Doxygen, much to its credit, does allow for that, but not to the extent nor sophistication of DocJet. With Doxygen, you can create an overview topic either in the source file or in a separate file. Those methods are supported by DocJet; in addition, you can use a GUI-based tool for editing overview topics, glossary terms and other such supporting documentation.  Also, with DocJet, you can bring in documents written on a Word Processor and integrate those into the output set.

Here's a typical screenshot of DocJet's tool for creating and managing your documentation's table of contents:

Having a visual tool like this makes it far easier to see the organizational structure of your code. You can either totally control how your objects are laid out in the table of contents using the graphical interface here, or you can use a wide variety of means to organize them from the code.

Once again, the advantages to a tool like this are more sociological than technical. Producing documentation is a team effort, involving coders, writers and their managers. It's here that the manager of the documentation product merges the work of the coders with documents produced by technical writers to form the total organization of the document. With DocJet, all the members of the documentation team work with tools and methods that are familiar to them.

Summary

When selecting a code commenting tool, it's crucial to understand this fact: no matter how good the tool is, it will produce garbage unless the programmers write good comments. By "good comment", we mean that it says something meaningful about the object being described; whether it's a syntactic tour-de-force or not is irrelevant.
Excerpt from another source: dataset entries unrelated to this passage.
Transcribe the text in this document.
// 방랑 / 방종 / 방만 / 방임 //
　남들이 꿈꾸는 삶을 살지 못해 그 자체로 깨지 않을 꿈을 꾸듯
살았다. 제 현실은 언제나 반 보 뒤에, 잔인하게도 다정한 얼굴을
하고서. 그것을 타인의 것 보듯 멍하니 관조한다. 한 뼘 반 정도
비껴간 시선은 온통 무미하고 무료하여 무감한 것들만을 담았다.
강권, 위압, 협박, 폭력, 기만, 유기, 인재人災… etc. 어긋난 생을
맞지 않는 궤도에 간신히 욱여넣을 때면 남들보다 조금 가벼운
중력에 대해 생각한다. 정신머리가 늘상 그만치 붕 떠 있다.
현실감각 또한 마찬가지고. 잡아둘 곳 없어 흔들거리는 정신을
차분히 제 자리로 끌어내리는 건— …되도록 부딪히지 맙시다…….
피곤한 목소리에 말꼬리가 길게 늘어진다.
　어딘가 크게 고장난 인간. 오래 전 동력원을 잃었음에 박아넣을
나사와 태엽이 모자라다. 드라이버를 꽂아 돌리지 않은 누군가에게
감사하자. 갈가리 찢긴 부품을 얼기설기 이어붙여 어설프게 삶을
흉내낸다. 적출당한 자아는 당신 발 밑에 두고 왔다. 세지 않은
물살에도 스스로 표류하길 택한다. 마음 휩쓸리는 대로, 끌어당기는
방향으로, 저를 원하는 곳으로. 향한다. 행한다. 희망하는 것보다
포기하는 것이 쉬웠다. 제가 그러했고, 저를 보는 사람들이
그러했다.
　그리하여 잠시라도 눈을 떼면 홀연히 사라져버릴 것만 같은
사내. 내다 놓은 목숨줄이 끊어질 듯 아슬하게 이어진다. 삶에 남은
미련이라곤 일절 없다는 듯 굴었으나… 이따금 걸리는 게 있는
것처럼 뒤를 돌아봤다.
Complicated markup requirements discourage the writing of comments, that's why DocJet uses a freeform style of comment input. Of course, some people just feel more comfortable with markup, so DocJet can do that too.  Whatever makes the comment-writer happy is good with DocJet.

Programmers, like most people, are positively motivated by the thought of producing a top-quality product. By allowing for the integration of external documents and a table of contents, you don't have to shoehorn the subject matter into one comment or another - you can write comments that talk about just the object, and, if needed easily refer to other documents that describe the broader concepts.